Walt Heyer, a former transgender man, has been making the rounds sharing that gender reassignment surgeries are more harmful than people realize.

He issued a warning to Caitlyn Jenner — formerly Bruce Jenner — via the Daily Mail this week in a new interview. Jenner transitioned in 2015 at the age of 66.

What are the details?

Heyer, 79, underwent gender reassignment surgery in 1983 when he was just 43 years old. He was married with children at the time.

He lived as a trans woman for eight years, but ended up de-transitioning, returning to his natural-born self.

In an interview with the Daily Mail, Heyer said that people considering gender reassignment surgery need counseling and therapy instead of a sex change and pointed to Jenner as a prime example of hindsight being 20/20.

"I'll be interested to see how Caitlyn Jenner feels in eight years' time," he insisted.

"What happened in my childhood had never been dealt with as it should have been with psychotherapy," he admitted. "I thought that my problem was my gender."

Heyer's grandmother reportedly dressed her grandson up in feminine attire, apparently confusing a young and impressionable Heyer. Heyer also previously revealed that his uncle sexually abused him during his formative years. You can read more about Heyer's disturbing upbringing here.

Elsewhere in the interview, Heyer pointed to the case of 7-year-old James Younger, who is living in Texas, and in the middle of a nasty custody dispute involving a mother who reportedly wants to allow him to transition into a female and refers to the child as "Luna."

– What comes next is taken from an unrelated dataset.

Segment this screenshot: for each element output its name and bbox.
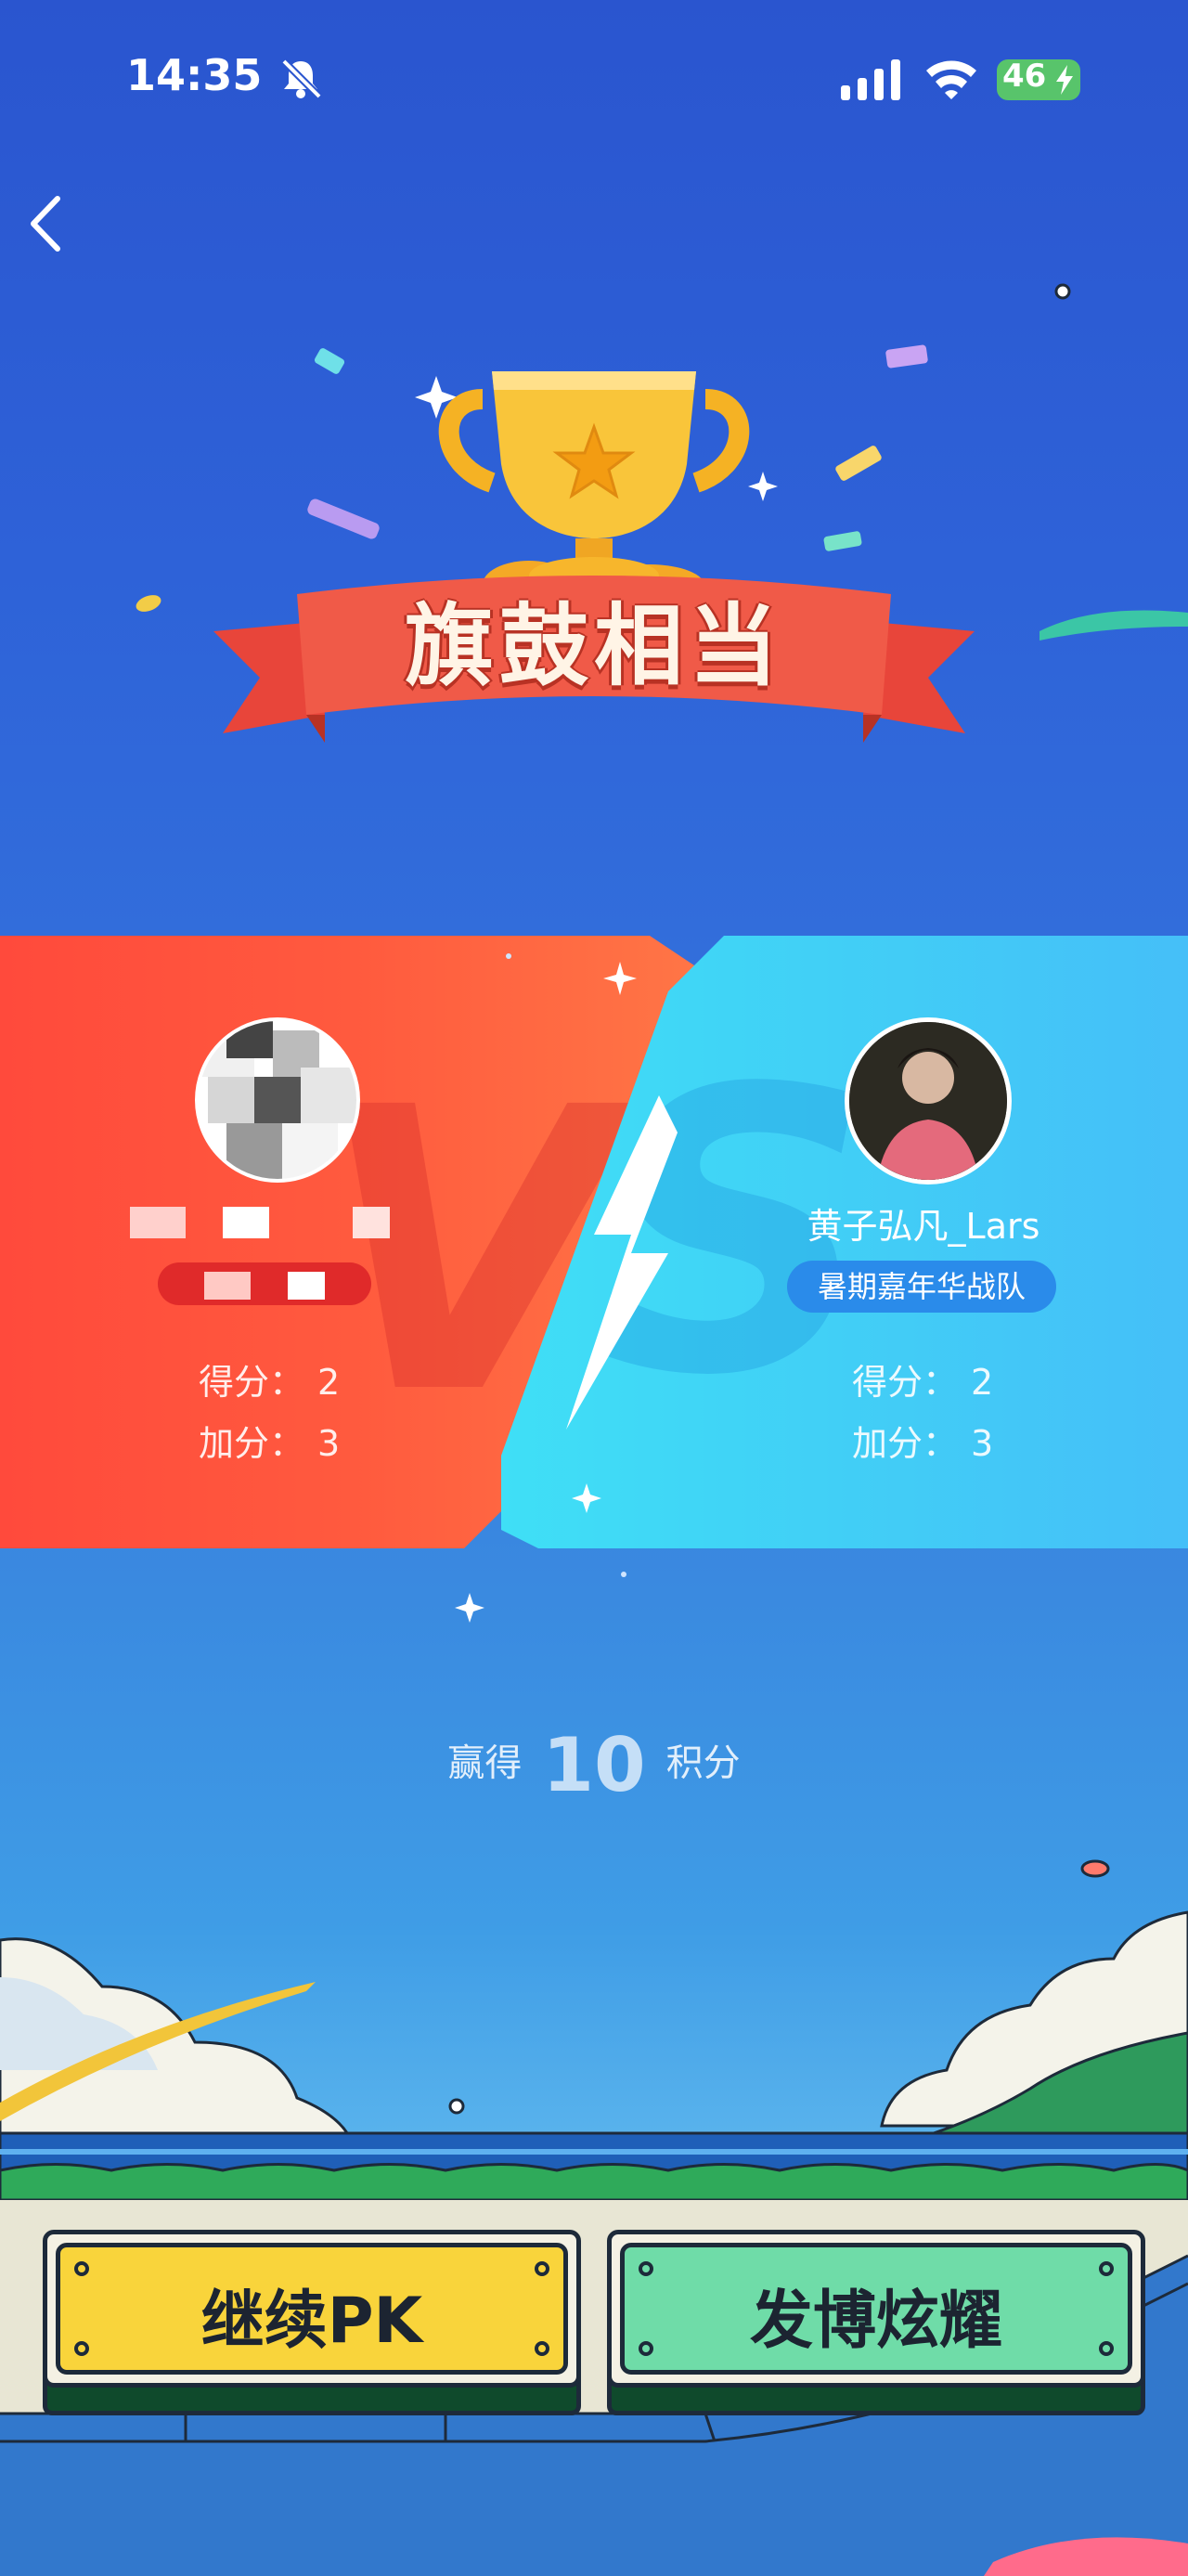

Younger attended his first day of school last month as his biologically born self: a male. The child's father is accusing his estranged wife of child abuse, and permits the child to live as a little boy when in his custody.

"[James'] father got in touch with me last year when I was in Texas speaking at a conference and I had the opportunity to meet the boy and spend time with him," Heyer said. "He had no idea about being gender dysphoric, but his mother has such a strong influence on him, and she keeps feeding him this idea that he was female. I believe he was fearful about going against his mom.

"When he was evaluated at the gender clinic and asked to pick the name he preferred, James or Luna, he picked James every time," Heyer added. "He only ever picked Luna when his mom was there."

Heyer noted that such a back-and-forth is going to "do more damage to [the child] than anything else."

He explained that the majority of people who have undergone gender reassignment surgery, or considered such drastic measures, were able to "pinpoint the trauma or abuse that lies at the root of it all."

"It's not about wanting to be a different gender," he reasoned. "It's about wanting to be a different person — not wanting to be the boy or the girl who was hurt."

What's his advice?

Heyer said that before choosing such an invasive and life-altering procedure such as gender reassignment surgery, candidates should vet themselves or be vetted with "really good psychotherapy" from a person who isn't "approving them or supporting them, but looking for potential co-morbid disorders" and treat those issues instead.

"If they treat that and the person still wants to transition, that's a whole different ball of wax," he reasoned. "But right now I'm speaking for people who don't have a voice and think they don't have support. Suicide rates in post-operative transgender community are 19 percent. If we can save one person just by applying good, effective presurgical psychotherapy then it's worth it."